Never mind, I'm sure come November, the moment Scotland’s weather is back to normal with rain and gales, George will be back to gloat about how it's now the solar panels that are only generating 2 per cent!

Mark Boyle, Johnstone, Renfrewshire

Road to hell

We should not be greatly disturbed to hear about an alleged Chinese spy in Parliament or an alleged Iranian one in the Army. Nor should the occasional foreign agent of influence in our public life greatly worry us. Vastly more damage is done by the perfectly legal agents of various Western institutions.

Our country has been beggared by Oxford University PPE graduates, whose answer to every problem is Quantitative Easing and more taxation. Without the irresponsible creation of hundreds of billions of extra national debt, we would have had to curtail public spending, live within our means and focus on growing the economy.

Also deeply troubling is the influence of the World Economic Forum, whose vision of the future is one of post-democratic and post-national technocracy.
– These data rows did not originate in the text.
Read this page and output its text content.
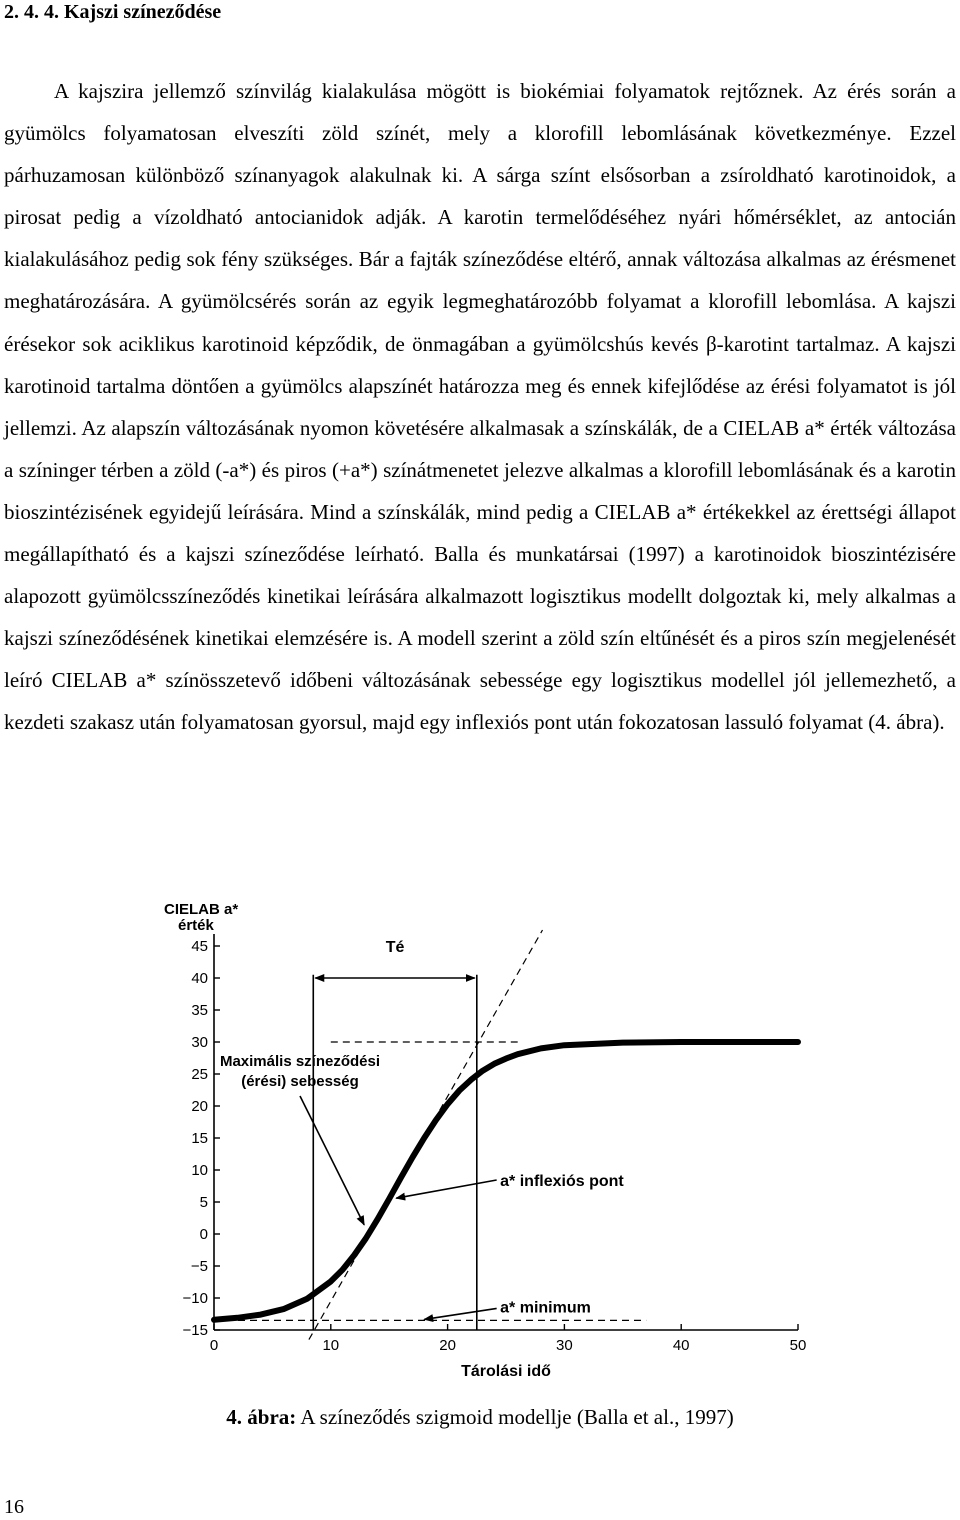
2. 4. 4. Kajszi színeződése

A kajszira jellemző színvilág kialakulása mögött is biokémiai folyamatok rejtőznek. Az érés során a gyümölcs folyamatosan elveszíti zöld színét, mely a klorofill lebomlásának következménye. Ezzel párhuzamosan különböző színanyagok alakulnak ki. A sárga színt elsősorban a zsíroldható karotinoidok, a pirosat pedig a vízoldható antocianidok adják. A karotin termelődéséhez nyári hőmérséklet, az antocián kialakulásához pedig sok fény szükséges. Bár a fajták színeződése eltérő, annak változása alkalmas az érésmenet meghatározására. A gyümölcsérés során az egyik legmeghatározóbb folyamat a klorofill lebomlása. A kajszi érésekor sok aciklikus karotinoid képződik, de önmagában a gyümölcshús kevés β-karotint tartalmaz. A kajszi karotinoid tartalma döntően a gyümölcs alapszínét határozza meg és ennek kifejlődése az érési folyamatot is jól jellemzi. Az alapszín változásának nyomon követésére alkalmasak a színskálák, de a CIELAB a* érték változása a színinger térben a zöld (-a*) és piros (+a*) színátmenetet jelezve alkalmas a klorofill lebomlásának és a karotin bioszintézisének egyidejű leírására. Mind a színskálák, mind pedig a CIELAB a* értékekkel az érettségi állapot megállapítható és a kajszi színeződése leírható. Balla és munkatársai (1997) a karotinoidok bioszintézisére alapozott gyümölcsszíneződés kinetikai leírására alkalmazott logisztikus modellt dolgoztak ki, mely alkalmas a kajszi színeződésének kinetikai elemzésére is. A modell szerint a zöld szín eltűnését és a piros szín megjelenését leíró CIELAB a* színösszetevő időbeni változásának sebessége egy logisztikus modellel jól jellemezhető, a kezdeti szakasz után folyamatosan gyorsul, majd egy inflexiós pont után fokozatosan lassuló folyamat (4. ábra).

−15
−10
−5
0
5
10
15
20
25
30
35
40
45
0	10	20	30	40	50
CIELAB a*
érték
Tárolási idő
Té
Maximális színeződési
(érési) sebesség
a* inflexiós pont
a* minimum

4. ábra: A színeződés szigmoid modellje (Balla et al., 1997)

16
Almost all key western leaders attend their annual meetings in Davos. In essence, the WEF offers us a well-meaning but Marxist future where limitless power is exercised over us for our own good.

It is natural for civil servants to support technocracy and ever more regulation. Thus it should come as no surprise that all our senior civil servants support Britain rejoining the European Union, and its vision of a post-national future of mass migration, promoting “equality” and protecting the planet.

The road to hell is truly paved with good intentions.